Apologies in advance
Brain isn’t working tonight. Maybe reading PerthNow every day isn’t good for you? No, I haven’t felt compelled to post off-topic, racist comments or enjoy Boy Blogga, so PerthNow can’t haven’t gotten to me yet. Can it?
What I’m trying to say is, I can’t be arsed. The readers of this blog know it’s mostly about MS-Painting cocks onto foreheads, anyway. And all 7 of you suckers keep coming back! So tonight I’m going to post the worst images from today’s Dullsville news. Give the people what they want, that’s our motto (that is not our motto).
Let’s start with some classic gross-out comedy from WA Today:
Ew, WA Today. Old lady is was pussy-obsessed? That’s her legacy. You heard it at WA Today first?
See, we don’t just draw cocks on foreheads! (I’m so, so sorry).
Appropriately (putting aside that the phrase “pussy-obsessed” is NEVER APPROPRIATE outside of porno) the following picture accompanied today’s article by everyone’s favourite email forwarder, Narelle Towie:
That’s a cute pussy cat. Someone put it in a bin! And someone else put the words “DUMPED LIKE RUBBISH” under it. The human race ain’t got it, man. It’s a bad crowd.
The next worst photo is of “Tahnee” Atkinson, soon to be washed up ex-reality star of Australia’s Next Top Model (which up to 2,000 people watch?):
Modelling is so much flexing your neck in a storm.
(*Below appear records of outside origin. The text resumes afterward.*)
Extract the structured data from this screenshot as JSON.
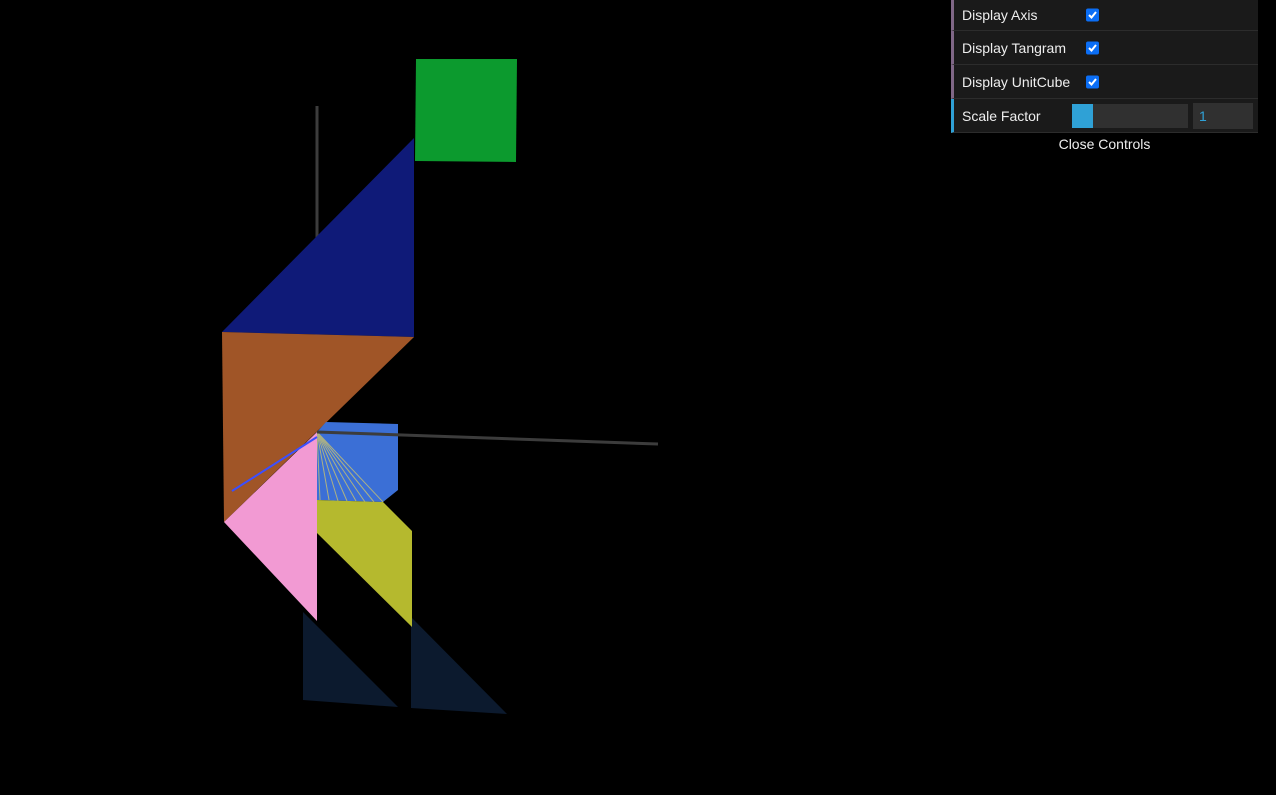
{
  "controls": {
    "display_axis": {
      "label": "Display Axis",
      "checked": true
    },
    "display_tangram": {
      "label": "Display Tangram",
      "checked": true
    },
    "display_unitcube": {
      "label": "Display UnitCube",
      "checked": true
    },
    "scale_factor": {
      "label": "Scale Factor",
      "value": "1",
      "slider_fraction": 0.18
    },
    "close_label": "Close Controls"
  },
  "scene": {
    "background": "#000000",
    "colors": {
      "axis": "#3c3c3c",
      "square": "#0c9a2e",
      "parallelogram": "#0f1a78",
      "large_triangle": "#a05527",
      "pink_triangle": "#f29ad3",
      "blue_cube_face": "#3b6fd6",
      "yellow_parallelogram": "#b5b92e",
      "shadow_triangle": "#0c1a2e",
      "yellow_wire": "#c9c270",
      "blue_diagonal": "#3b4fff"
    }
  }
}
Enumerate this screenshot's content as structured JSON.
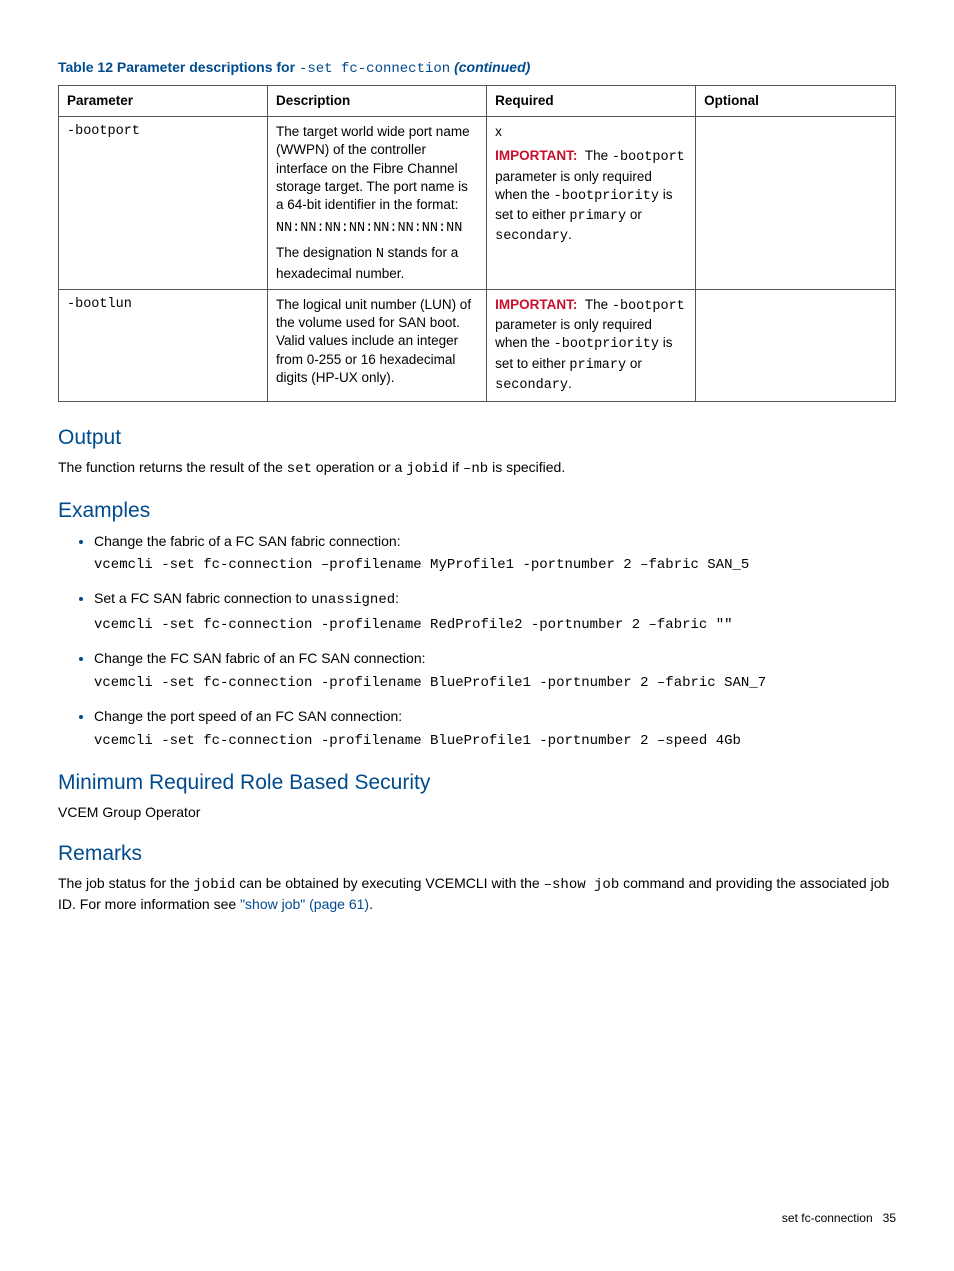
{
  "caption": {
    "prefix": "Table 12 Parameter descriptions for ",
    "code": "-set fc-connection",
    "suffix": " (continued)"
  },
  "headers": {
    "c1": "Parameter",
    "c2": "Description",
    "c3": "Required",
    "c4": "Optional"
  },
  "row1": {
    "param": "-bootport",
    "desc1": "The target world wide port name (WWPN) of the controller interface on the Fibre Channel storage target. The port name is a 64-bit identifier in the format:",
    "desc_code": "NN:NN:NN:NN:NN:NN:NN:NN",
    "desc2a": "The designation ",
    "desc2_code": "N",
    "desc2b": " stands for a hexadecimal number.",
    "req_x": "x",
    "imp_label": "IMPORTANT:",
    "imp_t1": "The ",
    "imp_c1": "-bootport",
    "imp_t2": " parameter is only required when the ",
    "imp_c2": "-bootpriority",
    "imp_t3": " is set to either ",
    "imp_c3": "primary",
    "imp_t4": " or ",
    "imp_c4": "secondary",
    "imp_t5": "."
  },
  "row2": {
    "param": "-bootlun",
    "desc": "The logical unit number (LUN) of the volume used for SAN boot. Valid values include an integer from 0-255 or 16 hexadecimal digits (HP-UX only).",
    "imp_label": "IMPORTANT:",
    "imp_t1": "The ",
    "imp_c1": "-bootport",
    "imp_t2": " parameter is only required when the ",
    "imp_c2": "-bootpriority",
    "imp_t3": " is set to either ",
    "imp_c3": "primary",
    "imp_t4": " or ",
    "imp_c4": "secondary",
    "imp_t5": "."
  },
  "output": {
    "heading": "Output",
    "p_a": "The function returns the result of the ",
    "p_c1": "set",
    "p_b": " operation or a ",
    "p_c2": "jobid",
    "p_c": " if ",
    "p_c3": "–nb",
    "p_d": " is specified."
  },
  "examples": {
    "heading": "Examples",
    "items": [
      {
        "lead": "Change the fabric of a FC SAN fabric connection:",
        "cmd": "vcemcli -set fc-connection –profilename MyProfile1 -portnumber 2 –fabric SAN_5"
      },
      {
        "lead_a": "Set a FC SAN fabric connection to ",
        "lead_code": "unassigned",
        "lead_b": ":",
        "cmd": "vcemcli -set fc-connection -profilename RedProfile2 -portnumber 2 –fabric \"\""
      },
      {
        "lead": "Change the FC SAN fabric of an FC SAN connection:",
        "cmd": "vcemcli -set fc-connection -profilename BlueProfile1 -portnumber 2 –fabric SAN_7"
      },
      {
        "lead": "Change the port speed of an FC SAN connection:",
        "cmd": "vcemcli -set fc-connection -profilename BlueProfile1 -portnumber 2 –speed 4Gb"
      }
    ]
  },
  "security": {
    "heading": "Minimum Required Role Based Security",
    "body": "VCEM Group Operator"
  },
  "remarks": {
    "heading": "Remarks",
    "a": "The job status for the ",
    "c1": "jobid",
    "b": " can be obtained by executing VCEMCLI with the ",
    "c2": "–show job",
    "c": " command and providing the associated job ID. For more information see ",
    "link": "\"show job\" (page 61)",
    "d": "."
  },
  "footer": {
    "label": "set fc-connection",
    "page": "35"
  }
}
I guess she can count it as a rehearsal for this:
PerthNow always seems to hog my posts, damn them, but how can you pass up gold like this:
Oh man. Those two made some great music back in the Roaring Twenties (historical fact), but that photo is just the saddest. Imagine Garfunkel grabbing his balls, and you’ve got a mental imagine of Jacko’s planned, and mercifully-aborted, tour.
Finally, back to WA Today for a feel-good pic of an angry, angry young man destroying a speed camera with his bare hands:
He didn’t even have to pay for (most) of it!